Le V4 milite d’évidence pour une politique subrégionale européenne qu’un expert comme Philippe Moreau-Desfarges pourrait analyser en géostratégie. Ce qui est un fait, c’est que certains de ses leaders sont en faveur de la création d’une zone dynamique, cohérente et convergente voire unifiée avec l’Allemagne.
Sans aller jusqu’au grand déchirement, il se pourrait que l’avenir nous impose un bloc de type rhénan de plus de 150 millions d’habitants dont le caractère homogène lui assurerait un quasi-leadership sur notre Union européenne.
S’il conserve l’euro à titre unique de monnaie commune, la France aura de la chance. Si ce groupe décide de battre monnaie, nous aurons raté l’occasion historique et capitale de rejoindre un de ces cercles concentriques d’influence qu’avait théorisés, en son temps, avec brio l’ancien Premier ministre Edouard Balladur.
A ceux qui défient volontairement l’Allemagne avec alacrité, nous disons que l’Histoire a parfois involontairement un boomerang dans sa besace par-delà le sang versé par nos Anciens à Sedan ou Verdun.
Sur ce sujet très sensible, puisse la classe politique servir son pays en prenant garde à d’éventuelles outrances verbales et puissent nos dirigeants garder à l’esprit que la crise a la dureté d’une pierre ponce pour le corps social ce qui donne son plein relief au propos de La Bruyère : « Quand le peuple est en mouvement, on ne comprend pas par où le calme peut y rentrer ; et quand il est paisible, on ne voit pas par où le calme peut en sortir ». (Les Caractères : « Du souverain ou de la République »).
En Europe, dans notre Europe, de Madrid à Rome en passant par Athènes ou Aulnay-sous-Bois, la peur du déclassement social fait perdre son calme.
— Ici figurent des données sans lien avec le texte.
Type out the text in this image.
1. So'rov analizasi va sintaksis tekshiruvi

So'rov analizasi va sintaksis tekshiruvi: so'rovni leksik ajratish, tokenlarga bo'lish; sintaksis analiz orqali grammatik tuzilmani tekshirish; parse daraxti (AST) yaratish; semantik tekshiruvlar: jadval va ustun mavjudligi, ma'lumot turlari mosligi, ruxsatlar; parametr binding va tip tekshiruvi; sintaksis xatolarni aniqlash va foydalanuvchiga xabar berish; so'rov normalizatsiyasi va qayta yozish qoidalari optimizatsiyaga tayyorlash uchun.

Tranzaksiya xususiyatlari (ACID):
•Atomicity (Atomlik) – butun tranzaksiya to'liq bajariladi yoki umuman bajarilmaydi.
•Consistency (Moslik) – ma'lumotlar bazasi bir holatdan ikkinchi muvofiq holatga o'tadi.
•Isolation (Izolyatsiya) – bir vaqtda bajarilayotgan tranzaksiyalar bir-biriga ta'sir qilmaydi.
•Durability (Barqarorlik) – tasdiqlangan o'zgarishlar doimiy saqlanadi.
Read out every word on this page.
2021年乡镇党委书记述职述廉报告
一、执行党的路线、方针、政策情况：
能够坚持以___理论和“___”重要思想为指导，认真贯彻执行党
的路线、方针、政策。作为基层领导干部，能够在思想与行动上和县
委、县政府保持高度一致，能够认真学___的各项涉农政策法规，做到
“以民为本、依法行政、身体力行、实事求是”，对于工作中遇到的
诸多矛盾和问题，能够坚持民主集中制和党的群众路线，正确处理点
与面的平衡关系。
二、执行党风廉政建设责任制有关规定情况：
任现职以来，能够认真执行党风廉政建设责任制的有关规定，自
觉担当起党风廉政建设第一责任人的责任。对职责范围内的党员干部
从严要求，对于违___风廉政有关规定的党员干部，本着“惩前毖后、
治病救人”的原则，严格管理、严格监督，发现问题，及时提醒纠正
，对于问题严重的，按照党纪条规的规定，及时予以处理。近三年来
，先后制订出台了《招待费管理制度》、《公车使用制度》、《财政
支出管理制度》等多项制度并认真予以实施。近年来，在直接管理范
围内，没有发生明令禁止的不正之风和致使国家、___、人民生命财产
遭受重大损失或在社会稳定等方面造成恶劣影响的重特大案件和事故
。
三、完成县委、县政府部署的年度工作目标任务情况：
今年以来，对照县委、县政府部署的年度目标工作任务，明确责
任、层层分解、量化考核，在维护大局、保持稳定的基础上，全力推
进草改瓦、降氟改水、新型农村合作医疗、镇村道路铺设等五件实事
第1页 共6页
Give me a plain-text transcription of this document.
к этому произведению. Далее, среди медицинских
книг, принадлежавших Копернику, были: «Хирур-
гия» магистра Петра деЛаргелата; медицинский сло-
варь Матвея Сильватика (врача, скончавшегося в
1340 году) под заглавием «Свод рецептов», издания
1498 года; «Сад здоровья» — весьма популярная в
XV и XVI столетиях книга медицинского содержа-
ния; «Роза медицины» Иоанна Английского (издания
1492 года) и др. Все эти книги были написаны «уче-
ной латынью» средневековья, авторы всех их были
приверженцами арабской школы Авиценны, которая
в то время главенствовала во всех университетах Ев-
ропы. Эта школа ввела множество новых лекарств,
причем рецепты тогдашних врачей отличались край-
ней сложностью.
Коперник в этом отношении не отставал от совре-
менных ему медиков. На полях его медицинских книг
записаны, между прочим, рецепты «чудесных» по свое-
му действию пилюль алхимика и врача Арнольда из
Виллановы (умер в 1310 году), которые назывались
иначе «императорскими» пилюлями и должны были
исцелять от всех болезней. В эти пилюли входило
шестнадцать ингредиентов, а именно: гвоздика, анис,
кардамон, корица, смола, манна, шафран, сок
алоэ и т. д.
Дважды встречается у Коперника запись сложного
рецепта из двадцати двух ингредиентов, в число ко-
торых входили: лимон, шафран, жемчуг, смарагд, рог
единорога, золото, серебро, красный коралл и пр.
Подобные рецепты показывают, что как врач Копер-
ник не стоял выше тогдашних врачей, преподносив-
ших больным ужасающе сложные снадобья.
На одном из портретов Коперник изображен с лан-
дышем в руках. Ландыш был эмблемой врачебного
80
Ceci se conçoit tout autant que l’éventuelle perte du calme allemand qui est déjà perceptible puisque des foyers d’exaspération sont tangibles dans cette grande Nation.
Quand un pays rapatrie, mois après mois, ses détentions d’or, c’est rarement dans la perspective de jouer aux dominos avec les nombreux lingots.
C’est plutôt en couverture explicite d’une garantie d’une monnaie. L’euro ? Imaginons. On peut aussi penser autrement, penser dans une perspective géopolitique de type « big picture ».
Car enfin, ne soyons ni naïfs, ni crédules, Les États-Unis du président Trump auraient tout à gagner d’un découplage de l’Allemagne tandis qu’ils stimuleraient la création d’un Singapour sur Tamise. Nous doutons toujours de nous-mêmes mais représentons bel et bien une puissance mondiale. Enfin, last but not the least, on imagine assez bien l’intérêt de la Russie pour cet ensemble économique terriblement complémentaire que ne manquerait pas de constituer la MittelEuropa. Oui, décidément si j’étais un électeur allemand, j’aurais une pensée pour ce grand aiguillage même si cela devait être au détriment de l’esprit du Traité de l’Élysée du 22 janvier 1963.